Wednesday, May 11, 2011

Down-range Interpersonal Combat

Intensity.  It's the name of a kickin' Dean Koontz novel, but that's not exactly what we're about here.  Except, yes, Koontz is a master of the skill we're talking about today:  

Maintaining Intensity in the Second Act.  

And yes, we'll focus on Act 2 for the rest of this week.  

Our last mission was to figure out your goals for Act 2 and a couple of devices you wanted to use to get there.  But you have to maintain a stream of interest as it happens--and that's an art.  The first person who explained it well to me was Donald Maass in his book, The Fire in Fiction.   He called the concept, "Scenes that Can't be Cut."  I call it "Down-Range Interpersonal Combat." If you're gonna earn your stripes, you have to master Down-Range Combat.  You have to keep the readers' interest ... but how?  

Intensity.  

It can be subtle, or it can be up-yours-aggressive, but you have to maintain a stream of intensity that carries readers through the second act.

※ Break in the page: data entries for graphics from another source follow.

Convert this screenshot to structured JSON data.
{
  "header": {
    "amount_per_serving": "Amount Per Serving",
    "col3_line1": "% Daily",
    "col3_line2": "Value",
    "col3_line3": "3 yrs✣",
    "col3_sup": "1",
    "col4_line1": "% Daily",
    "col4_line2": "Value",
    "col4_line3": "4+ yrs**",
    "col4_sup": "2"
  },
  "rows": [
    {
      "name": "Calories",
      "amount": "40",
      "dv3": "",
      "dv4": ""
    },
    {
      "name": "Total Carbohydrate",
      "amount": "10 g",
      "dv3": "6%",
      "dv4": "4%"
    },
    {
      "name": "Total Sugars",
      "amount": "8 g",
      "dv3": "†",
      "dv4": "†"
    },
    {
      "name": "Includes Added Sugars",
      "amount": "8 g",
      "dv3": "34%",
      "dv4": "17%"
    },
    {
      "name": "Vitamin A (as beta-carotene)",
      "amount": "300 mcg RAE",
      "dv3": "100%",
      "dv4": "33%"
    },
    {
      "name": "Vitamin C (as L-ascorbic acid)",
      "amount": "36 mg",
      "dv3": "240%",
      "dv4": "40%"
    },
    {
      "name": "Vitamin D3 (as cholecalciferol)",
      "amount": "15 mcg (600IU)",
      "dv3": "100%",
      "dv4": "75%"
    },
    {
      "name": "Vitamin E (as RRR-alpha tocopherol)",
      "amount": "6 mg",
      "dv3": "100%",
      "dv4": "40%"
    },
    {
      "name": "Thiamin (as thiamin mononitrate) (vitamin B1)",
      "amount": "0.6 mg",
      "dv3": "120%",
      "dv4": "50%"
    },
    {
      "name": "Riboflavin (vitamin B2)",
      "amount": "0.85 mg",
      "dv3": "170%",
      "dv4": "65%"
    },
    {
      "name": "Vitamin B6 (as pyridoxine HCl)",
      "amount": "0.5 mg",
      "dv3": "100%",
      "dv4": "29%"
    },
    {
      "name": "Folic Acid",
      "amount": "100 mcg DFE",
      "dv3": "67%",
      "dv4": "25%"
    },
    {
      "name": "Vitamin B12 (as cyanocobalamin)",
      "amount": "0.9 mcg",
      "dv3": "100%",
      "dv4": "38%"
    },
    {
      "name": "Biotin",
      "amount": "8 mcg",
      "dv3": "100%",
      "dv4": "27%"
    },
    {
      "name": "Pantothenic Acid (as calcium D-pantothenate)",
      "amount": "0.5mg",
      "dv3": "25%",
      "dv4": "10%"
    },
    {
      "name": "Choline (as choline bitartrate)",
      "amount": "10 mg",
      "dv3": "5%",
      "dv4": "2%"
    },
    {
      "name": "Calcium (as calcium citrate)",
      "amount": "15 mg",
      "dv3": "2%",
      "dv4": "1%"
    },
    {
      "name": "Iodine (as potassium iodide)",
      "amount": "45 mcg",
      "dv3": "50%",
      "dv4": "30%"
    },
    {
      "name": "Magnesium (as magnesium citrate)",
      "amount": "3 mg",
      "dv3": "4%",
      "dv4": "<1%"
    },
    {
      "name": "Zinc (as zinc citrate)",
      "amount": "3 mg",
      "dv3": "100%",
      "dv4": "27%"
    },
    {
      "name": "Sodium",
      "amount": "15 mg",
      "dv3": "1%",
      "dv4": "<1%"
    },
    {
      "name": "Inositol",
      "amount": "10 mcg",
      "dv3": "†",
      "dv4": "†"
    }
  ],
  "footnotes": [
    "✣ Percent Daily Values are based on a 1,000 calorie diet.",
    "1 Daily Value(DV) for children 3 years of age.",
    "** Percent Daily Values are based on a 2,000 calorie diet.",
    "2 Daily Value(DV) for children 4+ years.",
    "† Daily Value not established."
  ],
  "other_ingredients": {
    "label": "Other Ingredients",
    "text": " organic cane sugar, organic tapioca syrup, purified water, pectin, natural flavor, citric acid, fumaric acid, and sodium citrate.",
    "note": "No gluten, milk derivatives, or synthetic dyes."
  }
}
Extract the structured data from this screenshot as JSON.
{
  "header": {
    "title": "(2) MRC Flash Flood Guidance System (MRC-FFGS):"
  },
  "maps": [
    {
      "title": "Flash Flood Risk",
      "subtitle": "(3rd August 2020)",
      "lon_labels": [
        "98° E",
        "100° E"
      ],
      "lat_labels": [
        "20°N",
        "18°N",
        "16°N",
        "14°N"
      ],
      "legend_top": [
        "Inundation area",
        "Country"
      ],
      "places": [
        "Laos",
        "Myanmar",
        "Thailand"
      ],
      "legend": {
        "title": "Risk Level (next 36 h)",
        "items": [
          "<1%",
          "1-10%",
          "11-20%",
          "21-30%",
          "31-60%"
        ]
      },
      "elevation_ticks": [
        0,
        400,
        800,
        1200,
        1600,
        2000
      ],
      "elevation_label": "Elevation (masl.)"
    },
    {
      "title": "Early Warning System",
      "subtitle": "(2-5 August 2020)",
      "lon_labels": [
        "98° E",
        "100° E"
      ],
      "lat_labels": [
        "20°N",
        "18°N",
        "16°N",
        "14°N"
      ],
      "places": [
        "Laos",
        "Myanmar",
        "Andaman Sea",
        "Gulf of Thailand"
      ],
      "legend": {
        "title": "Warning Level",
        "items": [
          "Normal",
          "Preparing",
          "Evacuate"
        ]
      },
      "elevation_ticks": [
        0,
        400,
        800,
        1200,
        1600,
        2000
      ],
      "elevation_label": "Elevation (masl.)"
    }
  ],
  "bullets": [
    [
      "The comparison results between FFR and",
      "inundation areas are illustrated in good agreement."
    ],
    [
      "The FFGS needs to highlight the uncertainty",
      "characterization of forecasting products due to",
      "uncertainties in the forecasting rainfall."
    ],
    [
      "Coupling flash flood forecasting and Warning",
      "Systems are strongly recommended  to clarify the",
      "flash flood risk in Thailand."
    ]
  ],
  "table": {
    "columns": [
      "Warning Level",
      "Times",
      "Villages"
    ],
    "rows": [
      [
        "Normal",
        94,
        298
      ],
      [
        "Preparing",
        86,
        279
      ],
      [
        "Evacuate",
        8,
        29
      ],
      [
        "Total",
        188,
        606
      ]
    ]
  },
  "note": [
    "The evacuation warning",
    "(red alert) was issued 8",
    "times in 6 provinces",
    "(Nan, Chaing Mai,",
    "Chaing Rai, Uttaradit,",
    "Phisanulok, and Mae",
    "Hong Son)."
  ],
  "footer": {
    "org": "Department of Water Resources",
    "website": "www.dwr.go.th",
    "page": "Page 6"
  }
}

When they hit the next window--the one that leads you into Act 3--the stream needs to churn into rapids.  

So how do you build a stream out of words, characters, and a setting?  The answer is intensity--tension--even microtension. I like to think of that radio song that I didn't hear the end of, so it stays with me all day.  Or that annoying road near my home where the lanes are slightly drawn wrong.  We all have to sit up and take notice there, so that we don't drive into each other.  

I want you to start banging your characters against each other in the second act.  It might just be a fight over the last donut before a long day of crime-fighting, or it might be an interrogation of an angry suspect, but each scene needs to play into your intensity--even the romance.  The second act is no time for sex--unless it's destructive. Fill Act 2 with misunderstandings, infatuations, arguments, and other interpersonal treachery that puts your Lead or your suspect on edge.  

The edge of their seat is where your reader should be.  

And like that song you didn't hear the end of, your conflicts won't get resolved here--just laid out to pull on your character's emotional strings.  Yep, it's a puppet show where everyone suffers, nobody gets satisfaction, and the buildup is driving your readers crazy enough to...to turn the page.

Sure, something good can happen now and then, but when it does, you need to mirror it with some tension.  Here's a comment from my first book where the artist protagonist finds out a good friend, another artist, has just been signed for a NY exhibit.  
I felt so happy for her...but at the same time a little bit angry. Char hadn't studied art. My brushwork was a lot more precise.
            Fuck that! What kind of friend was I?

At every turn, your characters need to get more and more conflicted.  You might be slowly revealing clues, but as you do so, you need to slowly build your tension.  Sure, maybe they're not firing machine guns at each other, but your characters in Act 2 should face Down-range Interpersonal Combat.

So pull out a scene from that act.

A slow one.

Have you armed your characters for combat?